I will never understand this disease. How it can leave you in an unfathomable state out of a cosmic horror movie to being almost back to shitty baseline in a matter of days. I think what greatly helped me here was not eating for 3 days. I was shitting acidic watery slop for a few days then had some kinda normal bms after and it seemed to co inside with my other symptoms backing off.

I played that show in Toronto and although we didn’t play well and I was stoned off zoplicone and clonazepam i got through it.
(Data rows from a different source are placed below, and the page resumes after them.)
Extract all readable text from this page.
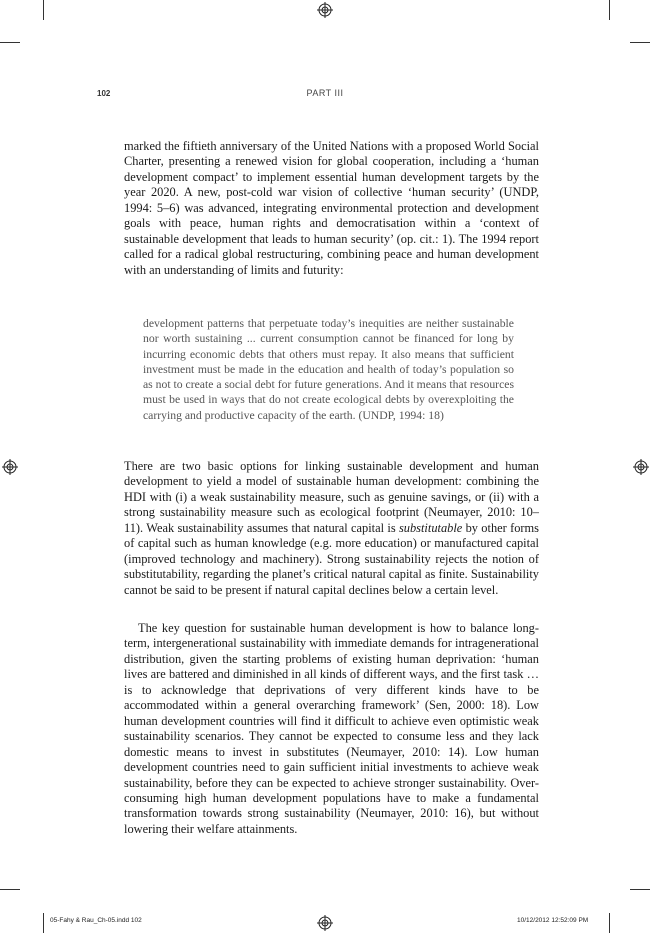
102	PART III

marked the fiftieth anniversary of the United Nations with a proposed World Social Charter, presenting a renewed vision for global cooperation, including a ‘human development compact’ to implement essential human development targets by the year 2020. A new, post-cold war vision of collective ‘human security’ (UNDP, 1994: 5–6) was advanced, integrating environmental protection and development goals with peace, human rights and democratisation within a ‘context of sustainable development that leads to human security’ (op. cit.: 1). The 1994 report called for a radical global restructuring, combining peace and human development with an understanding of limits and futurity:

development patterns that perpetuate today’s inequities are neither sustainable nor worth sustaining ... current consumption cannot be financed for long by incurring economic debts that others must repay. It also means that sufficient investment must be made in the education and health of today’s population so as not to create a social debt for future generations. And it means that resources must be used in ways that do not create ecological debts by overexploiting the carrying and productive capacity of the earth. (UNDP, 1994: 18)

There are two basic options for linking sustainable development and human development to yield a model of sustainable human development: combining the HDI with (i) a weak sustainability measure, such as genuine savings, or (ii) with a strong sustainability measure such as ecological footprint (Neumayer, 2010: 10–11). Weak sustainability assumes that natural capital is substitutable by other forms of capital such as human knowledge (e.g. more education) or manufactured capital (improved technology and machinery). Strong sustainability rejects the notion of substitutability, regarding the planet’s critical natural capital as finite. Sustainability cannot be said to be present if natural capital declines below a certain level.

The key question for sustainable human development is how to balance long-term, intergenerational sustainability with immediate demands for intragenerational distribution, given the starting problems of existing human deprivation: ‘human lives are battered and diminished in all kinds of different ways, and the first task … is to acknowledge that deprivations of very different kinds have to be accommodated within a general overarching framework’ (Sen, 2000: 18). Low human development countries will find it difficult to achieve even optimistic weak sustainability scenarios. They cannot be expected to consume less and they lack domestic means to invest in substitutes (Neumayer, 2010: 14). Low human development countries need to gain sufficient initial investments to achieve weak sustainability, before they can be expected to achieve stronger sustainability. Over-consuming high human development populations have to make a fundamental transformation towards strong sustainability (Neumayer, 2010: 16), but without lowering their welfare attainments.

05-Fahy & Rau_Ch-05.indd 102	10/12/2012 12:52:09 PM
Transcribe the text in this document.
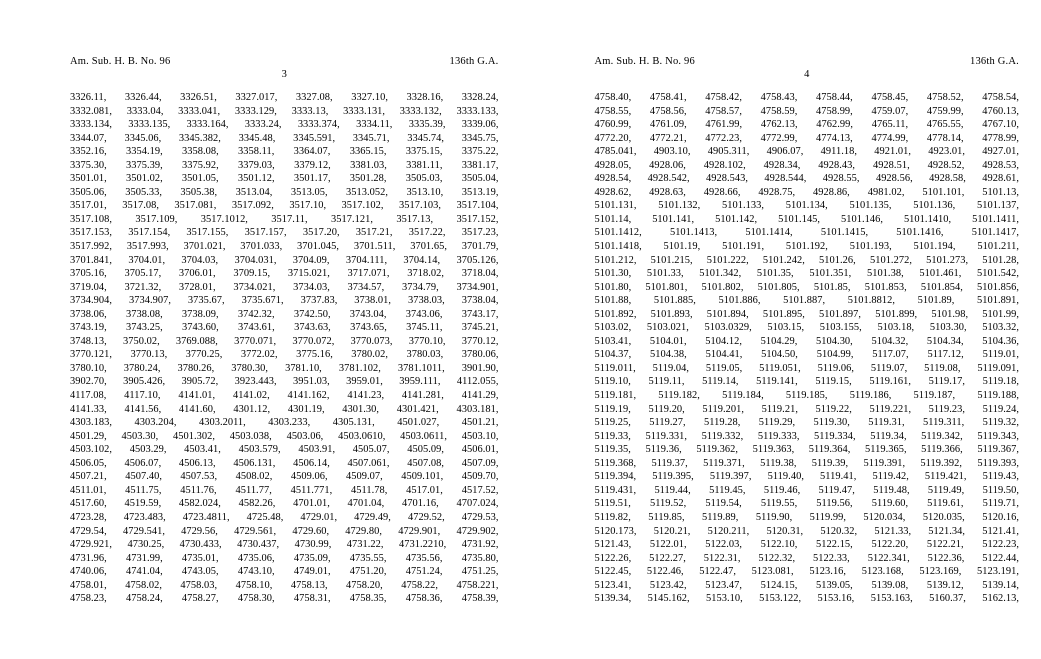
Am. Sub. H. B. No. 96	136th G.A.
3
3326.11, 3326.44, 3326.51, 3327.017, 3327.08, 3327.10, 3328.16, 3328.24,
3332.081, 3333.04, 3333.041, 3333.129, 3333.13, 3333.131, 3333.132, 3333.133,
3333.134, 3333.135, 3333.164, 3333.24, 3333.374, 3334.11, 3335.39, 3339.06,
3344.07, 3345.06, 3345.382, 3345.48, 3345.591, 3345.71, 3345.74, 3345.75,
3352.16, 3354.19, 3358.08, 3358.11, 3364.07, 3365.15, 3375.15, 3375.22,
3375.30, 3375.39, 3375.92, 3379.03, 3379.12, 3381.03, 3381.11, 3381.17,
3501.01, 3501.02, 3501.05, 3501.12, 3501.17, 3501.28, 3505.03, 3505.04,
3505.06, 3505.33, 3505.38, 3513.04, 3513.05, 3513.052, 3513.10, 3513.19,
3517.01, 3517.08, 3517.081, 3517.092, 3517.10, 3517.102, 3517.103, 3517.104,
3517.108, 3517.109, 3517.1012, 3517.11, 3517.121, 3517.13, 3517.152,
3517.153, 3517.154, 3517.155, 3517.157, 3517.20, 3517.21, 3517.22, 3517.23,
3517.992, 3517.993, 3701.021, 3701.033, 3701.045, 3701.511, 3701.65, 3701.79,
3701.841, 3704.01, 3704.03, 3704.031, 3704.09, 3704.111, 3704.14, 3705.126,
3705.16, 3705.17, 3706.01, 3709.15, 3715.021, 3717.071, 3718.02, 3718.04,
3719.04, 3721.32, 3728.01, 3734.021, 3734.03, 3734.57, 3734.79, 3734.901,
3734.904, 3734.907, 3735.67, 3735.671, 3737.83, 3738.01, 3738.03, 3738.04,
3738.06, 3738.08, 3738.09, 3742.32, 3742.50, 3743.04, 3743.06, 3743.17,
3743.19, 3743.25, 3743.60, 3743.61, 3743.63, 3743.65, 3745.11, 3745.21,
3748.13, 3750.02, 3769.088, 3770.071, 3770.072, 3770.073, 3770.10, 3770.12,
3770.121, 3770.13, 3770.25, 3772.02, 3775.16, 3780.02, 3780.03, 3780.06,
3780.10, 3780.24, 3780.26, 3780.30, 3781.10, 3781.102, 3781.1011, 3901.90,
3902.70, 3905.426, 3905.72, 3923.443, 3951.03, 3959.01, 3959.111, 4112.055,
4117.08, 4117.10, 4141.01, 4141.02, 4141.162, 4141.23, 4141.281, 4141.29,
4141.33, 4141.56, 4141.60, 4301.12, 4301.19, 4301.30, 4301.421, 4303.181,
4303.183, 4303.204, 4303.2011, 4303.233, 4305.131, 4501.027, 4501.21,
4501.29, 4503.30, 4501.302, 4503.038, 4503.06, 4503.0610, 4503.0611, 4503.10,
4503.102, 4503.29, 4503.41, 4503.579, 4503.91, 4505.07, 4505.09, 4506.01,
4506.05, 4506.07, 4506.13, 4506.131, 4506.14, 4507.061, 4507.08, 4507.09,
4507.21, 4507.40, 4507.53, 4508.02, 4509.06, 4509.07, 4509.101, 4509.70,
4511.01, 4511.75, 4511.76, 4511.77, 4511.771, 4511.78, 4517.01, 4517.52,
4517.60, 4519.59, 4582.024, 4582.26, 4701.01, 4701.04, 4701.16, 4707.024,
4723.28, 4723.483, 4723.4811, 4725.48, 4729.01, 4729.49, 4729.52, 4729.53,
4729.54, 4729.541, 4729.56, 4729.561, 4729.60, 4729.80, 4729.901, 4729.902,
4729.921, 4730.25, 4730.433, 4730.437, 4730.99, 4731.22, 4731.2210, 4731.92,
4731.96, 4731.99, 4735.01, 4735.06, 4735.09, 4735.55, 4735.56, 4735.80,
4740.06, 4741.04, 4743.05, 4743.10, 4749.01, 4751.20, 4751.24, 4751.25,
4758.01, 4758.02, 4758.03, 4758.10, 4758.13, 4758.20, 4758.22, 4758.221,
4758.23, 4758.24, 4758.27, 4758.30, 4758.31, 4758.35, 4758.36, 4758.39,
Am. Sub. H. B. No. 96	136th G.A.
4
4758.40, 4758.41, 4758.42, 4758.43, 4758.44, 4758.45, 4758.52, 4758.54,
4758.55, 4758.56, 4758.57, 4758.59, 4758.99, 4759.07, 4759.99, 4760.13,
4760.99, 4761.09, 4761.99, 4762.13, 4762.99, 4765.11, 4765.55, 4767.10,
4772.20, 4772.21, 4772.23, 4772.99, 4774.13, 4774.99, 4778.14, 4778.99,
4785.041, 4903.10, 4905.311, 4906.07, 4911.18, 4921.01, 4923.01, 4927.01,
4928.05, 4928.06, 4928.102, 4928.34, 4928.43, 4928.51, 4928.52, 4928.53,
4928.54, 4928.542, 4928.543, 4928.544, 4928.55, 4928.56, 4928.58, 4928.61,
4928.62, 4928.63, 4928.66, 4928.75, 4928.86, 4981.02, 5101.101, 5101.13,
5101.131, 5101.132, 5101.133, 5101.134, 5101.135, 5101.136, 5101.137,
5101.14, 5101.141, 5101.142, 5101.145, 5101.146, 5101.1410, 5101.1411,
5101.1412, 5101.1413, 5101.1414, 5101.1415, 5101.1416, 5101.1417,
5101.1418, 5101.19, 5101.191, 5101.192, 5101.193, 5101.194, 5101.211,
5101.212, 5101.215, 5101.222, 5101.242, 5101.26, 5101.272, 5101.273, 5101.28,
5101.30, 5101.33, 5101.342, 5101.35, 5101.351, 5101.38, 5101.461, 5101.542,
5101.80, 5101.801, 5101.802, 5101.805, 5101.85, 5101.853, 5101.854, 5101.856,
5101.88, 5101.885, 5101.886, 5101.887, 5101.8812, 5101.89, 5101.891,
5101.892, 5101.893, 5101.894, 5101.895, 5101.897, 5101.899, 5101.98, 5101.99,
5103.02, 5103.021, 5103.0329, 5103.15, 5103.155, 5103.18, 5103.30, 5103.32,
5103.41, 5104.01, 5104.12, 5104.29, 5104.30, 5104.32, 5104.34, 5104.36,
5104.37, 5104.38, 5104.41, 5104.50, 5104.99, 5117.07, 5117.12, 5119.01,
5119.011, 5119.04, 5119.05, 5119.051, 5119.06, 5119.07, 5119.08, 5119.091,
5119.10, 5119.11, 5119.14, 5119.141, 5119.15, 5119.161, 5119.17, 5119.18,
5119.181, 5119.182, 5119.184, 5119.185, 5119.186, 5119.187, 5119.188,
5119.19, 5119.20, 5119.201, 5119.21, 5119.22, 5119.221, 5119.23, 5119.24,
5119.25, 5119.27, 5119.28, 5119.29, 5119.30, 5119.31, 5119.311, 5119.32,
5119.33, 5119.331, 5119.332, 5119.333, 5119.334, 5119.34, 5119.342, 5119.343,
5119.35, 5119.36, 5119.362, 5119.363, 5119.364, 5119.365, 5119.366, 5119.367,
5119.368, 5119.37, 5119.371, 5119.38, 5119.39, 5119.391, 5119.392, 5119.393,
5119.394, 5119.395, 5119.397, 5119.40, 5119.41, 5119.42, 5119.421, 5119.43,
5119.431, 5119.44, 5119.45, 5119.46, 5119.47, 5119.48, 5119.49, 5119.50,
5119.51, 5119.52, 5119.54, 5119.55, 5119.56, 5119.60, 5119.61, 5119.71,
5119.82, 5119.85, 5119.89, 5119.90, 5119.99, 5120.034, 5120.035, 5120.16,
5120.173, 5120.21, 5120.211, 5120.31, 5120.32, 5121.33, 5121.34, 5121.41,
5121.43, 5122.01, 5122.03, 5122.10, 5122.15, 5122.20, 5122.21, 5122.23,
5122.26, 5122.27, 5122.31, 5122.32, 5122.33, 5122.341, 5122.36, 5122.44,
5122.45, 5122.46, 5122.47, 5123.081, 5123.16, 5123.168, 5123.169, 5123.191,
5123.41, 5123.42, 5123.47, 5124.15, 5139.05, 5139.08, 5139.12, 5139.14,
5139.34, 5145.162, 5153.10, 5153.122, 5153.16, 5153.163, 5160.37, 5162.13,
One thing is certain. We live on the razors edge. The slightest bump can cut deep. Never risk it. Never think oh I can eat that or take that supplement if you have even the slightest feeling you cant. I’m lucky to be almost back at shitty baseline where my body isnt activly melting after that crash. I’m.never eating anything I don’t make I don’t care how awkward it might be. I’m lucky to be back where I am which isn’t great but not the active sodium butyrate body horror nightmare I went through

Thanks to everyone who reached out your words make the difference when it seems hopeless

I’m sure this won’t be my last crash but thank God this one seems to be backing off and I’ll never go against my Intuition again

Let’s pray there is an answer soon for us all

4 Likes

Just don’t do anything that pushes your system at all
Don’t eat anything you don’t know exactly what it is etc etc seriously

1 Like

A lesson I’ve had to learn the hard way. Never again

Yea unless it’s prepared by you just politely tell them say my doctor said etc etc or don’t explain yourself at all
I’m paranoid about everything I eat now and I still chance it

I actually thought of you or your story k should say over Easter and I was worried myself

Crash really setting in now 12 days later. Seems before was the pre crash. Should have known I wasn’t in the clear.

1 Like

Current symptoms 2 weeks after crash

Derealization & visual snow dramatic increase 10/10
Major tinnitus increase 24/7
Anxiety waves
Joints popping and loose (comes in waves)
Increased body temp I can’t feel cold
Skin looser than ever and more numb
Feeling totally unlike myself
No emotions
More energy to do stuff somehow
Went to gym and zero muscle pump although i could lift heavier weights somehow. Muscles feel offline and dead. No lactic acid
Bloating even while fasting
Libido zero I haven’t ejaculated in 2 months even before my crash

Will come back in 2 weeks and compare

Also I’m wondering how much the stress of the act of breaking up with my partner caused on this. It was the hardest thing I’ve done and I was hyper ventilating and crying while doing it. It maybe played a role in this

1 Like

Stress seems to correlate pretty consistently with crash reports. Looks like there’s no shortage of studies on stress and epigenetics. Hopefully Kiel can make use of that connection.

Holy crap messes with methylation? No wonder i am so devastated by this. Fuck man hopefully I get back to baseline

I think the combo of the break up and the vinegar cilantro was the perfect storm to crash me this bad bc this absolutely feels chemical very close to sodium butyrate crash.